Johann Nepomuk Hummel (born Nov. 14, 1778, Pressburg, Hung. [now Bratislava, Slvk.]—died Oct. 17, 1837, Weimar, Thuringia [Germany]) was an Austrian composer and outstanding virtuoso pianist during the period of transition from Classical to Romantic musical styles.
Hummel studied at an early age with Wolfgang Amadeus Mozart, at whose house in Vienna he lived for two years. Later, accompanied by his father, he toured Bohemia, Germany, Austria, Denmark, the Netherlands, and England for four years as a child-prodigy pianist. In England he studied a year with Muzio Clementi. Returning to Vienna in 1793, he took instruction from J.G. Albrechtsberger, Joseph Haydn (whom he had met in London), and Antonio Salieri. From 1804 to 1811 he was chapelmaster to the Esterházy family (a post formerly held by Haydn). After further successes as a pianist, conductor, and teacher, he became chapelmaster at Weimar (1818).

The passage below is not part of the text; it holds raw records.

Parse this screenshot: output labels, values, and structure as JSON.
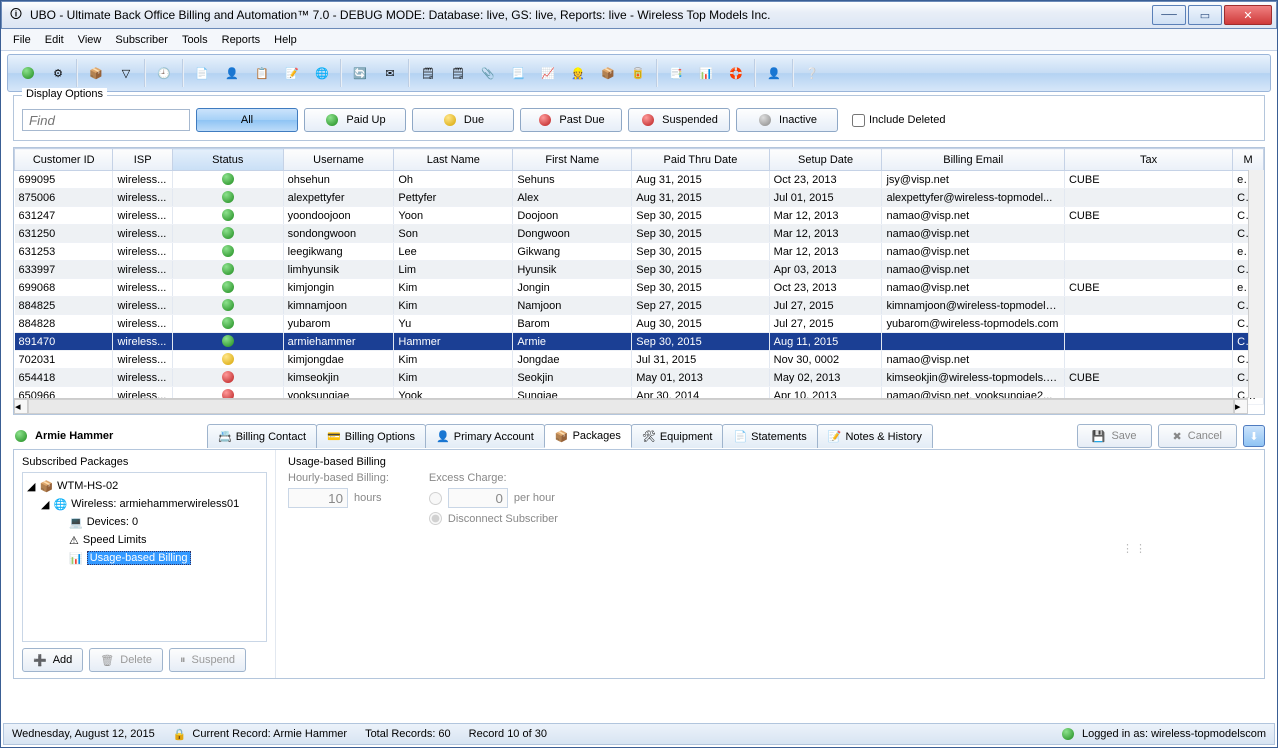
{
  "window": {
    "title": "UBO - Ultimate Back Office Billing and Automation™ 7.0 - DEBUG MODE: Database: live, GS: live, Reports: live - Wireless Top Models Inc."
  },
  "menu": [
    "File",
    "Edit",
    "View",
    "Subscriber",
    "Tools",
    "Reports",
    "Help"
  ],
  "display_options": {
    "legend": "Display Options",
    "find_placeholder": "Find",
    "filters": {
      "all": "All",
      "paid_up": "Paid Up",
      "due": "Due",
      "past_due": "Past Due",
      "suspended": "Suspended",
      "inactive": "Inactive"
    },
    "include_deleted": "Include Deleted"
  },
  "grid": {
    "columns": [
      "Customer ID",
      "ISP",
      "Status",
      "Username",
      "Last Name",
      "First Name",
      "Paid Thru Date",
      "Setup Date",
      "Billing Email",
      "Tax",
      "M"
    ],
    "rows": [
      {
        "id": "699095",
        "isp": "wireless...",
        "status": "green",
        "user": "ohsehun",
        "last": "Oh",
        "first": "Sehuns",
        "paid": "Aug 31, 2015",
        "setup": "Oct 23, 2013",
        "email": "jsy@visp.net",
        "tax": "CUBE",
        "m": "eChe"
      },
      {
        "id": "875006",
        "isp": "wireless...",
        "status": "green",
        "user": "alexpettyfer",
        "last": "Pettyfer",
        "first": "Alex",
        "paid": "Aug 31, 2015",
        "setup": "Jul 01, 2015",
        "email": "alexpettyfer@wireless-topmodel...",
        "tax": "",
        "m": "Cred"
      },
      {
        "id": "631247",
        "isp": "wireless...",
        "status": "green",
        "user": "yoondoojoon",
        "last": "Yoon",
        "first": "Doojoon",
        "paid": "Sep 30, 2015",
        "setup": "Mar 12, 2013",
        "email": "namao@visp.net",
        "tax": "CUBE",
        "m": "Cred"
      },
      {
        "id": "631250",
        "isp": "wireless...",
        "status": "green",
        "user": "sondongwoon",
        "last": "Son",
        "first": "Dongwoon",
        "paid": "Sep 30, 2015",
        "setup": "Mar 12, 2013",
        "email": "namao@visp.net",
        "tax": "",
        "m": "Cred"
      },
      {
        "id": "631253",
        "isp": "wireless...",
        "status": "green",
        "user": "leegikwang",
        "last": "Lee",
        "first": "Gikwang",
        "paid": "Sep 30, 2015",
        "setup": "Mar 12, 2013",
        "email": "namao@visp.net",
        "tax": "",
        "m": "eChe"
      },
      {
        "id": "633997",
        "isp": "wireless...",
        "status": "green",
        "user": "limhyunsik",
        "last": "Lim",
        "first": "Hyunsik",
        "paid": "Sep 30, 2015",
        "setup": "Apr 03, 2013",
        "email": "namao@visp.net",
        "tax": "",
        "m": "Cred"
      },
      {
        "id": "699068",
        "isp": "wireless...",
        "status": "green",
        "user": "kimjongin",
        "last": "Kim",
        "first": "Jongin",
        "paid": "Sep 30, 2015",
        "setup": "Oct 23, 2013",
        "email": "namao@visp.net",
        "tax": "CUBE",
        "m": "eChe"
      },
      {
        "id": "884825",
        "isp": "wireless...",
        "status": "green",
        "user": "kimnamjoon",
        "last": "Kim",
        "first": "Namjoon",
        "paid": "Sep 27, 2015",
        "setup": "Jul 27, 2015",
        "email": "kimnamjoon@wireless-topmodels...",
        "tax": "",
        "m": "Cred"
      },
      {
        "id": "884828",
        "isp": "wireless...",
        "status": "green",
        "user": "yubarom",
        "last": "Yu",
        "first": "Barom",
        "paid": "Aug 30, 2015",
        "setup": "Jul 27, 2015",
        "email": "yubarom@wireless-topmodels.com",
        "tax": "",
        "m": "Cred"
      },
      {
        "id": "891470",
        "isp": "wireless...",
        "status": "green",
        "user": "armiehammer",
        "last": "Hammer",
        "first": "Armie",
        "paid": "Sep 30, 2015",
        "setup": "Aug 11, 2015",
        "email": "",
        "tax": "",
        "m": "Chec",
        "selected": true
      },
      {
        "id": "702031",
        "isp": "wireless...",
        "status": "yellow",
        "user": "kimjongdae",
        "last": "Kim",
        "first": "Jongdae",
        "paid": "Jul 31, 2015",
        "setup": "Nov 30, 0002",
        "email": "namao@visp.net",
        "tax": "",
        "m": "Cash"
      },
      {
        "id": "654418",
        "isp": "wireless...",
        "status": "red",
        "user": "kimseokjin",
        "last": "Kim",
        "first": "Seokjin",
        "paid": "May 01, 2013",
        "setup": "May 02, 2013",
        "email": "kimseokjin@wireless-topmodels.com",
        "tax": "CUBE",
        "m": "Cash"
      },
      {
        "id": "650966",
        "isp": "wireless...",
        "status": "red",
        "user": "yooksungjae",
        "last": "Yook",
        "first": "Sungjae",
        "paid": "Apr 30, 2014",
        "setup": "Apr 10, 2013",
        "email": "namao@visp.net, yooksungjae2...",
        "tax": "",
        "m": "Cash"
      }
    ]
  },
  "subscriber": {
    "name": "Armie Hammer",
    "tabs": {
      "billing_contact": "Billing Contact",
      "billing_options": "Billing Options",
      "primary_account": "Primary Account",
      "packages": "Packages",
      "equipment": "Equipment",
      "statements": "Statements",
      "notes": "Notes & History"
    },
    "save": "Save",
    "cancel": "Cancel"
  },
  "packages": {
    "header": "Subscribed Packages",
    "tree": {
      "root": "WTM-HS-02",
      "child": "Wireless: armiehammerwireless01",
      "devices": "Devices: 0",
      "speed": "Speed Limits",
      "usage": "Usage-based Billing"
    },
    "add": "Add",
    "delete": "Delete",
    "suspend": "Suspend"
  },
  "detail": {
    "title": "Usage-based Billing",
    "hourly_label": "Hourly-based Billing:",
    "hours_value": "10",
    "hours_unit": "hours",
    "excess_label": "Excess Charge:",
    "excess_value": "0",
    "excess_unit": "per hour",
    "disconnect": "Disconnect Subscriber"
  },
  "status": {
    "date": "Wednesday, August 12, 2015",
    "current": "Current Record: Armie Hammer",
    "total": "Total Records: 60",
    "record": "Record 10 of 30",
    "logged": "Logged in as: wireless-topmodelscom"
  }
}
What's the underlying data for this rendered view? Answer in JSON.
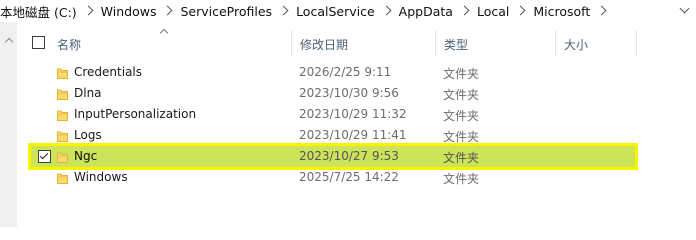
{
  "address_bar": {
    "segments": [
      "本地磁盘 (C:)",
      "Windows",
      "ServiceProfiles",
      "LocalService",
      "AppData",
      "Local",
      "Microsoft"
    ]
  },
  "columns": {
    "name": "名称",
    "date": "修改日期",
    "type": "类型",
    "size": "大小"
  },
  "files": [
    {
      "name": "Credentials",
      "date": "2026/2/25 9:11",
      "type": "文件夹",
      "selected": false
    },
    {
      "name": "Dlna",
      "date": "2023/10/30 9:56",
      "type": "文件夹",
      "selected": false
    },
    {
      "name": "InputPersonalization",
      "date": "2023/10/29 11:32",
      "type": "文件夹",
      "selected": false
    },
    {
      "name": "Logs",
      "date": "2023/10/29 11:41",
      "type": "文件夹",
      "selected": false
    },
    {
      "name": "Ngc",
      "date": "2023/10/27 9:53",
      "type": "文件夹",
      "selected": true
    },
    {
      "name": "Windows",
      "date": "2025/7/25 14:22",
      "type": "文件夹",
      "selected": false
    }
  ],
  "colors": {
    "selection_fill": "#cce35a",
    "selection_outline": "#f5f500",
    "folder": "#ffd86b"
  }
}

Hummel’s most important compositions are his piano works, consisting of trios, sonatas, rondos, and six concerti, all elegant in style and virtuosic in their melodic writing and ornamentation. Fluent, clear in texture, and well suited to the light Viennese piano action of his day, these works nevertheless lack the emotional depth and coherence evident in the works of Hummel’s great contemporary rival, Ludwig van Beethoven, with whom he maintained an uneasy friendship. (He was a pallbearer at Beethoven’s funeral.) Hummel also composed nine operas, three masses, a mandolin concerto, and chamber works, notably the Septet in D Minor. He made innovations in fingering methods, published in his Klavierschule (“Piano School”) in 1828.